European Regulatory Authorities Publish ICO Hazard Notifications
ICO (Initial coin offering) is a form of attracting investments in the form of selling a fixed number of new units of cryptocurrency, received with a single or accelerated emission.
In the middle of November, the European financial regulators, including ESMA (the European Securities and Markets Authority), the Belgian FSMA (the Financial Services and Markets Authority) and the Dutch AFM (the Authority for the Financial Markets), issued warnings about risks for the investors and rules applicable to the companies participating in the ICO.
The market of so-called cryptocurrencies has heated up. The approximate total market capitalization of all cryptocurrencies has increased from $ 18 billion in early 2017 to staggering $ 200 billion by the time of writing this article. Needless to say, some people were worried about this hype, and not only the European financial regulators.
ICO is the key concept of cryptocurrency as a type of “crowdsale” (“crowd” and “sale”) where the project developers offer a new type of cryptocurrency (also called “token” or “coin”) using the distributed ledger technology. Cryptocurrency can acquire various characteristics based on the purpose of a particular project: they can be designed for use, in particular, as money resource/virtual money, as a financial instrument or as a means of providing access to a product or service.
Investors are warned about the unregulated character of the space, which is vulnerable to fraud or illegal activity, about high risk and instability of the cryptocurrency rate, as well as the lack of information.
In addition, the companies participating in the ICO are reminded of their obligations under the European financial legislation.

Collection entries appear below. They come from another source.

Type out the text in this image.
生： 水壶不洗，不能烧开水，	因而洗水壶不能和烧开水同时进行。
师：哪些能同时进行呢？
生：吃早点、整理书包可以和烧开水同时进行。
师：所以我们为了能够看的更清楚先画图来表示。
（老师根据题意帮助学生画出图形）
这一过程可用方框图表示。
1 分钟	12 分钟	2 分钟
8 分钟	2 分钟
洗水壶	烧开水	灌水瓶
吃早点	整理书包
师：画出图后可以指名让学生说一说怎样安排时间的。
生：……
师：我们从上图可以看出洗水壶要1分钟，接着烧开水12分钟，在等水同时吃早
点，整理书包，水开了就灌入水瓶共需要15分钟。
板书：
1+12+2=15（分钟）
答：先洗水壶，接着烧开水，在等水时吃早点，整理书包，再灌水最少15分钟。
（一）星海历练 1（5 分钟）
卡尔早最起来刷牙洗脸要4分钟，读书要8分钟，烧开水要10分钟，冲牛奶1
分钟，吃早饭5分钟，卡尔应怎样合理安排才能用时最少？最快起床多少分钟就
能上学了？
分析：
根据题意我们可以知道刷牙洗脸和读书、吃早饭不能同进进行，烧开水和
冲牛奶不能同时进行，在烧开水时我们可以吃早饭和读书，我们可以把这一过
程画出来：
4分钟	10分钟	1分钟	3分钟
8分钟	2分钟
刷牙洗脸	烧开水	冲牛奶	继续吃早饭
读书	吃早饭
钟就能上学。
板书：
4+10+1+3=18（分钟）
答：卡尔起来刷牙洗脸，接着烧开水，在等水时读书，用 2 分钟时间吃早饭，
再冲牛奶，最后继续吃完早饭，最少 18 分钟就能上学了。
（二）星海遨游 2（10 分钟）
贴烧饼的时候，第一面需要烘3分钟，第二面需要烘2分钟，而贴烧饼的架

The following regimes may be applied to the ICO: the Prospectus Directive, MiFID (The Markets in Financial Instruments Directive), AIFMD (The Alternative Investment Fund Managers Directive) and the 4th EU Anti-Money Laundering Directive. Depending on how the ICOs are structured, they can go beyond the existing rules and, therefore, be outside the regulated space. However, if token coins are classified as financial instruments, it is likely that the companies participating in the ICO carry out regulated investment activities, such as placement, implementation or consulting on financial instruments, management or marketing of collective investment schemes. Each of the ICOs should be evaluated in each particular case, for the purpose of getting into one or a few of the above modes (or any other regulatory regime).
These notifications of the European financial regulators may signal the long-expected start of an extended review of regulatory standards in the cryptocurrency market.